Cryptocurrency exchange Bybit recently revealed a major security breach in which over $1.5 billion in Ethereum was stolen from one of its cold wallets. The theft occurred when a transfer from the wallet to a hot wallet was manipulated during a routine process. Bybit stated that the transaction was altered by a sophisticated attack that masked the signing interface and changed the underlying smart contract logic, enabling the attacker to take control of the wallet and redirect its funds to an unidentified address.
Following the heist, Bybit confirmed that all other cold wallets were secure, and the case was reported to the relevant authorities.
Blockchain intelligence firms, such as Elliptic and Arkham Intelligence, identified the attack as being linked to the infamous Lazarus Group, a North Korean cybercrime group responsible for several large-scale cryptocurrency heists. This incident marks the largest known cryptocurrency theft to date, surpassing other significant heists like those involving Ronin Network, Poly Network, and BNB Bridge.

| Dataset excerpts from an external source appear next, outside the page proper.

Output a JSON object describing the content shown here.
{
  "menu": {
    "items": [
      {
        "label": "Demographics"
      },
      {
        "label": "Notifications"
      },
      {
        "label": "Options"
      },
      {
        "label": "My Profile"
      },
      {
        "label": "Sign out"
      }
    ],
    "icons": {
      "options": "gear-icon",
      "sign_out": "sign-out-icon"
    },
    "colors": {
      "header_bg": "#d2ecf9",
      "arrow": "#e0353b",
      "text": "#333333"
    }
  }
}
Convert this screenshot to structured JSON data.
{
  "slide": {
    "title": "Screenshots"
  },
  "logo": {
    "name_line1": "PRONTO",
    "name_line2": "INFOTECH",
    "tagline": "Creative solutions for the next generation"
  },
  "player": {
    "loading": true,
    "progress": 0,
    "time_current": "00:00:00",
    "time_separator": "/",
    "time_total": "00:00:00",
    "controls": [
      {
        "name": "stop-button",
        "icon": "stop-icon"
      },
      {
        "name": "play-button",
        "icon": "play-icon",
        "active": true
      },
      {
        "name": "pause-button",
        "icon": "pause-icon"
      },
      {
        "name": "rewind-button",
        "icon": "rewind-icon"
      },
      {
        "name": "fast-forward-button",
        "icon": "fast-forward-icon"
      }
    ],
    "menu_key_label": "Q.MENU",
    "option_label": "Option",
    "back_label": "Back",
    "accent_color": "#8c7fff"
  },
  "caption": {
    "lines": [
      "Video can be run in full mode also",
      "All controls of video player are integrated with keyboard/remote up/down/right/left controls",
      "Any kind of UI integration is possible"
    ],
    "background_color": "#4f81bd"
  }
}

The Lazarus Group is notorious for orchestrating cryptocurrency thefts to generate illicit revenue for North Korea, a country under heavy international sanctions. According to Chainalysis, in 2024, Lazarus stole an estimated $1.34 billion from 47 cryptocurrency hacks, accounting for 61% of the total illicit crypto funds. Google has even described North Korea as a leading force in the global cybercrime world, with Lazarus remaining at the forefront of these criminal activities.
The attack on Bybit also introduced a new phase of advanced techniques for manipulating user interfaces. Researchers highlighted how the attackers used manipulated interfaces to deceive the multisignature wallet system, allowing them to bypass security protocols. The stolen funds were quickly laundered by converting them into Ether and routing them through various wallets and crypto exchanges, demonstrating the growing sophistication of crypto heists and the challenges in tracing these complex transactions.